Published in 2020, Butter Honey Pig Bread is the story of twin sisters, Kehinde and Taiye, and their mother, Kambirinachi, who is convinced she was born an ogbanje, a spirit that plagues families with misfortune. When the family members reconnect after years apart, they confront their complex pasts in search of forgiveness.

Butter Honey Pig Bread quickly illuminated the literary world. Longlisted for the 2020 Giller Prize and the 2022 Dublin Literary Award, in 2020 it was a finalist for the Governor General’s Literary Award and in 2021 for CBC’s Canada Reads, Lambda Literary Award, Amazon Canada First Novel Award, and ReLit Award.

Since publishing Butter Honey Pig Bread, Ekwuyasi has returned to short fiction. Her short story “Na Condition Make Crayfish Bend” was published in July 2021 by ROOM Magazine. The piece took her longer than usual to write, she says, because she “was interested in exploring loneliness that arises as a consequence of racism—even the more ‘subtle’ kinds of anti-Black racism—in interpersonal relationships, as well as the loneliness of inherited trauma.”

She gives a raw and insightful portrayal of a daughter who reckons with the choice her mother made in marrying her polygamist father and her own that she made by leaving her home in Lagos and marrying a white woman.

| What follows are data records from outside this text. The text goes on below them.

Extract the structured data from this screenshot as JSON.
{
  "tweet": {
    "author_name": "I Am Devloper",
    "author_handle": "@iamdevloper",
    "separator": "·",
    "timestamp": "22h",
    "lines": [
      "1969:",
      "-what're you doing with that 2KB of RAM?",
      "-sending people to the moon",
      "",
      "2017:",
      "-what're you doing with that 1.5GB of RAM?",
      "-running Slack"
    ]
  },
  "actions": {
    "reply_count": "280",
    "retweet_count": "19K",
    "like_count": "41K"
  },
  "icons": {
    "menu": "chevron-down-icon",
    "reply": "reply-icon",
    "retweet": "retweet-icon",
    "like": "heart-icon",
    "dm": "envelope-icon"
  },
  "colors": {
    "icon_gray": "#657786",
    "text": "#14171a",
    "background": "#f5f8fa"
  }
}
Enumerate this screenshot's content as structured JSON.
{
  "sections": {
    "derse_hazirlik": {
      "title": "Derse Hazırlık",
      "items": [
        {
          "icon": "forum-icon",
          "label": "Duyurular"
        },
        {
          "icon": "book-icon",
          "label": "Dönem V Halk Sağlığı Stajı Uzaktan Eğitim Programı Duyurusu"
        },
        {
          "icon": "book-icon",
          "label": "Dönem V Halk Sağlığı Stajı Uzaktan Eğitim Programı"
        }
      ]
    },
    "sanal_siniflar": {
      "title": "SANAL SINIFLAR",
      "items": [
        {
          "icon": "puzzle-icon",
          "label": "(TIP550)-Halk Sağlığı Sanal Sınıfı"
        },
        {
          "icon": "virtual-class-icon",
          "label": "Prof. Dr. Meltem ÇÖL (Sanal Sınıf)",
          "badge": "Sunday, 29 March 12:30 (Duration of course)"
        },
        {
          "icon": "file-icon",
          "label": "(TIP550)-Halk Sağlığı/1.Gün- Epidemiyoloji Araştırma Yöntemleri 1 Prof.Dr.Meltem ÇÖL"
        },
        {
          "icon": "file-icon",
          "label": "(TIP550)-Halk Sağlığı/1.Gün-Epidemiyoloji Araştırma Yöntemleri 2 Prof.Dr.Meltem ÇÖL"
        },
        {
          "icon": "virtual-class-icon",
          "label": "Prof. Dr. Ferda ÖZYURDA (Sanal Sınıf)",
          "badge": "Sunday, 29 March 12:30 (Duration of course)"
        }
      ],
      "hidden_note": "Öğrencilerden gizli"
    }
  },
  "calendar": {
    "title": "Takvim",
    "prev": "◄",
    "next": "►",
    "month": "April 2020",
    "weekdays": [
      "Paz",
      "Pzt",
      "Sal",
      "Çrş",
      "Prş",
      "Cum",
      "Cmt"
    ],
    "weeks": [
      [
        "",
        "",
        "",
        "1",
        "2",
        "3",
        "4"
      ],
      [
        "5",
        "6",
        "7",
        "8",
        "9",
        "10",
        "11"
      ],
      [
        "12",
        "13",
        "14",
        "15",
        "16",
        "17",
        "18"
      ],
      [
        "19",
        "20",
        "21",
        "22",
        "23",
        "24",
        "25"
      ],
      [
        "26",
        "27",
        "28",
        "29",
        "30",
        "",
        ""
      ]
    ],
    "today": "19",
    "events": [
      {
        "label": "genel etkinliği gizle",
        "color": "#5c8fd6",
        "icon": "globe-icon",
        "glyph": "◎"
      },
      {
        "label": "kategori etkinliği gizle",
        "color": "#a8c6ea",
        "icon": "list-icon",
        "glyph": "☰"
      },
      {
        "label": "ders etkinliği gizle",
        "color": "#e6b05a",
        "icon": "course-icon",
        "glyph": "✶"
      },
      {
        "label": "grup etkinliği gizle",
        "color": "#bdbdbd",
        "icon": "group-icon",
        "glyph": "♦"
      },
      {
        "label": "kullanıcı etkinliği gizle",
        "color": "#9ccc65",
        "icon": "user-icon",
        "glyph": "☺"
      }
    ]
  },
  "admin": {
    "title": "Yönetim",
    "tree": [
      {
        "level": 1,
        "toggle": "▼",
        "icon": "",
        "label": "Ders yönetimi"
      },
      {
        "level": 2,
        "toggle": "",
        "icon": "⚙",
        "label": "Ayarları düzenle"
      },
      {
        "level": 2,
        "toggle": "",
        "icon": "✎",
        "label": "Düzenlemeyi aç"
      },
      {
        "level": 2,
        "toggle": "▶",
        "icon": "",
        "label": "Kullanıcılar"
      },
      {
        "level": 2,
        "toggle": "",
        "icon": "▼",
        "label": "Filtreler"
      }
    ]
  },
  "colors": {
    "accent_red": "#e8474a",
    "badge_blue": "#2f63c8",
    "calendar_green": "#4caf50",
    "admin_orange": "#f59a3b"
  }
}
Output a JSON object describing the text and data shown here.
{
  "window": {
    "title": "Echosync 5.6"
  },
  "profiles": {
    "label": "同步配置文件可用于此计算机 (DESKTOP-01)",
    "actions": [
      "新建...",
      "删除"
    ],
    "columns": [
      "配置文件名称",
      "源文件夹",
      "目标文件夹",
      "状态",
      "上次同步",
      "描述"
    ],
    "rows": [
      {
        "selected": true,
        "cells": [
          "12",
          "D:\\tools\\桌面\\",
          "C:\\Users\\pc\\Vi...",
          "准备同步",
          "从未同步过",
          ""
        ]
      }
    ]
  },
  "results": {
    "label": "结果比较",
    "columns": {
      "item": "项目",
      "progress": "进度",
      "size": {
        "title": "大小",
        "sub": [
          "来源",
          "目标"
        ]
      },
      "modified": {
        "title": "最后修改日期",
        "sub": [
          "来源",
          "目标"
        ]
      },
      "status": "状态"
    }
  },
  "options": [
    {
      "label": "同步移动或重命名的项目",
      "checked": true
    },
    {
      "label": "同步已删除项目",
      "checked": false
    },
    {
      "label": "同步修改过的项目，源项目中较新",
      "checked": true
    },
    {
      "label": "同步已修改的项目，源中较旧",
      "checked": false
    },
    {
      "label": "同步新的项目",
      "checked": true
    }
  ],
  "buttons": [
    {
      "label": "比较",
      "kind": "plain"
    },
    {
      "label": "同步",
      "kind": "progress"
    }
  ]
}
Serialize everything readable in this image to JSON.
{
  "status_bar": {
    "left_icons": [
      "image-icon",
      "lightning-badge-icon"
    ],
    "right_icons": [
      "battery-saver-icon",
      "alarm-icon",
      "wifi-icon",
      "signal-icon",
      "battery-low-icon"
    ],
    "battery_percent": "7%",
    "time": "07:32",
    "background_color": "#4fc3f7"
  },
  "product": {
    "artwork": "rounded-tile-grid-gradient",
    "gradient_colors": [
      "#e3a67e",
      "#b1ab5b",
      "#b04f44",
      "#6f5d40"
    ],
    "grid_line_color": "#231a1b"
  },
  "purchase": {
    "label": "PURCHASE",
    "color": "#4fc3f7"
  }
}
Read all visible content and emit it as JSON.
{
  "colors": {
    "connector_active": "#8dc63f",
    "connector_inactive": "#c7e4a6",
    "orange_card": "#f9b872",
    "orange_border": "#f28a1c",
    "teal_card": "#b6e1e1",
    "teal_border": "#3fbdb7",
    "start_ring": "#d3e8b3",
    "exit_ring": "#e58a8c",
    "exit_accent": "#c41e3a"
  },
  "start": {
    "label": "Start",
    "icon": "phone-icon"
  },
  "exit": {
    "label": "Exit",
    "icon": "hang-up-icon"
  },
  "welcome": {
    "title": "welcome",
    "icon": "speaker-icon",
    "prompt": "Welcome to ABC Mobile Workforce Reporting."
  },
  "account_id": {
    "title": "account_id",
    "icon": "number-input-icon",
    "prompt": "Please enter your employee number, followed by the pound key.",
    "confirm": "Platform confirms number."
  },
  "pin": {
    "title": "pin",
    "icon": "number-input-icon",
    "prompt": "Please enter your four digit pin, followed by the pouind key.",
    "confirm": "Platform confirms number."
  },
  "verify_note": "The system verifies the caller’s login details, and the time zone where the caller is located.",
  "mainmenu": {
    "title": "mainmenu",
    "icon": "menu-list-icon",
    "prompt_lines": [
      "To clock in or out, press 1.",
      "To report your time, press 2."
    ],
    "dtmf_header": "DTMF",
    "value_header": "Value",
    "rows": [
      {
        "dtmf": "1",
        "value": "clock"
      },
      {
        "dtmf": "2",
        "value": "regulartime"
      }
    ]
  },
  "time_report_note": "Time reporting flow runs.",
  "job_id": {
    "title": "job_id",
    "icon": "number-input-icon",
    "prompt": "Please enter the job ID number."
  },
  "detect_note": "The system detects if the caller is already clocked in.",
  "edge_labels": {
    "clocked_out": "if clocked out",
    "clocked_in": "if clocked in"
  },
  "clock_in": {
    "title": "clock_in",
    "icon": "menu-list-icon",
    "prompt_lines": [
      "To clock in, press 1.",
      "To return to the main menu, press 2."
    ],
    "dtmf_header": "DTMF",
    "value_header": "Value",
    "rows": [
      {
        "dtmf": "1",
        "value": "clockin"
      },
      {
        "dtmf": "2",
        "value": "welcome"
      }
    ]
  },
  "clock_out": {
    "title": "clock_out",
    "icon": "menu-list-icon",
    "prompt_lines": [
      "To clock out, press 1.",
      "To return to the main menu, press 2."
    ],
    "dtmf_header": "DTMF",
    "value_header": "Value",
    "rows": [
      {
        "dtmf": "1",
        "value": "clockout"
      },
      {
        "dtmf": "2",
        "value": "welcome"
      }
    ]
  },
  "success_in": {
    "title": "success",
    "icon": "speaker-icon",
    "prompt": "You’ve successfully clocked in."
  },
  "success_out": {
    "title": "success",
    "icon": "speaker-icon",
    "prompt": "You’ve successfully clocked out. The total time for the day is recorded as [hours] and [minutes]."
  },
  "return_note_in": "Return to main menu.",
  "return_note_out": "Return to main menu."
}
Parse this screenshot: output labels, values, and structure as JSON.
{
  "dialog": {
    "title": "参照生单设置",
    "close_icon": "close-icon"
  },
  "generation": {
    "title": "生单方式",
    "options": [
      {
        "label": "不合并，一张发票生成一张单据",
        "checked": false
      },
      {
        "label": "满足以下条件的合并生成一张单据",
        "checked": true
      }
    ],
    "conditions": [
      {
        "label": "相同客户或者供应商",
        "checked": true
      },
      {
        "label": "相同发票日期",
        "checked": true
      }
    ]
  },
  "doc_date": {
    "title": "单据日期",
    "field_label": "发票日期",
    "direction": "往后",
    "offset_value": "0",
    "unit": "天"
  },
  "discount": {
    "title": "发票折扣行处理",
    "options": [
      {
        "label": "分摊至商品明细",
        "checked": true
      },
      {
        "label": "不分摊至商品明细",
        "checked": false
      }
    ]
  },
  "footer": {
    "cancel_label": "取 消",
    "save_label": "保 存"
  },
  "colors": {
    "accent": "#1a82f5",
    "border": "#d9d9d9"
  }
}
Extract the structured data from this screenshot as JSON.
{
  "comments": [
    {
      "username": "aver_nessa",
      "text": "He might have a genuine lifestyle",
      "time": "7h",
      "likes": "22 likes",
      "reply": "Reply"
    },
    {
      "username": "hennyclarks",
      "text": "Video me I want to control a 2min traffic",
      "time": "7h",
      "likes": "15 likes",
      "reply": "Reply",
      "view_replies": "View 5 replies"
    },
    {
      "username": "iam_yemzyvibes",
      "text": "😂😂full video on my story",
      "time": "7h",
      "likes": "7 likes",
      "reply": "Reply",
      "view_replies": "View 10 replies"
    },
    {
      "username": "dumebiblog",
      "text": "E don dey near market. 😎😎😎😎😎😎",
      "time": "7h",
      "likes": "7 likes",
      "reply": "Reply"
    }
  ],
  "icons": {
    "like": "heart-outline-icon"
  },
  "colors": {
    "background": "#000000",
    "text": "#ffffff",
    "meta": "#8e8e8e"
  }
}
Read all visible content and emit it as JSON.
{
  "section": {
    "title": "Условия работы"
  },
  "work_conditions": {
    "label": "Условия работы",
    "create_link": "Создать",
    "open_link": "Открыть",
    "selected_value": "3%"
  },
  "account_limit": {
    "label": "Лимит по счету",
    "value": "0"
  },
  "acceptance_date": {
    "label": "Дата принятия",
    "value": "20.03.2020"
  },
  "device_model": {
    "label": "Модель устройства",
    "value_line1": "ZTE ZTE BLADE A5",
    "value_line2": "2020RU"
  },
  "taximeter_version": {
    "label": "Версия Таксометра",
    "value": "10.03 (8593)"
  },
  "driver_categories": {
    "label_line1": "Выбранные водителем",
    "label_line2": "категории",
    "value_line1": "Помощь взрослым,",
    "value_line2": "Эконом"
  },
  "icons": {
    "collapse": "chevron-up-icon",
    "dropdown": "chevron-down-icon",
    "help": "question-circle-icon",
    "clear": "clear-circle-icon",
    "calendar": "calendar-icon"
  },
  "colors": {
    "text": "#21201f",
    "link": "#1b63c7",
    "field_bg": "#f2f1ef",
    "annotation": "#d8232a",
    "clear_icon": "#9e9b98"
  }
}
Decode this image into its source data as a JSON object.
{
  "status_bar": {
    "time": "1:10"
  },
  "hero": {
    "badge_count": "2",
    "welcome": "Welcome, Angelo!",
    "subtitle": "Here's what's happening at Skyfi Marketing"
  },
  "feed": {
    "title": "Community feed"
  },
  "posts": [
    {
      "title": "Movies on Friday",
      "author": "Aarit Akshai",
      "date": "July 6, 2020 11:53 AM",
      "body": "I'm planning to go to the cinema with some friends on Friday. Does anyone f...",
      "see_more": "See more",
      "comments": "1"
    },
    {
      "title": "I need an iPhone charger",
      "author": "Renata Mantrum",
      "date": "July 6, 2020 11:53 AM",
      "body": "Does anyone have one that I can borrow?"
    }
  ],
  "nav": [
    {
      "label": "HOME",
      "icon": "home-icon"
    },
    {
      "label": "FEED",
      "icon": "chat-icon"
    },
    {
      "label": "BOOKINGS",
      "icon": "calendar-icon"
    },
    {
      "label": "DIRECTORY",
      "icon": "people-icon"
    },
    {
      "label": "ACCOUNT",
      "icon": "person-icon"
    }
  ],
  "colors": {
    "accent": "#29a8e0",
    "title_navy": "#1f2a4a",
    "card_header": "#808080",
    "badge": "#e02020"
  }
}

Ekwuyasi has also created several experimental short films, with screenings at Black Film Festival, Durham Region International Film Festival, Nocturne Halifax, and the Khyber Centre for the Arts in Halifax. One of her films, Lacuna, explores similar themes to those in “Na Condition Make Crayfish Bend.” She explains that the fillm “is essentially a conversation between three Black queer Nigerians on borders, blackness, queerness, and faith.”

Currently working on her second novel while editing a play and a film script, Ekwuyasi is excited by the prospect of exploring Canada. “Although I’ve lived here for nine years now, there’s so much of Canada and its various cultures that I haven’t yet witnessed and experienced, so whenever I get a chance to travel within the country, I feel inspired to create,” she says.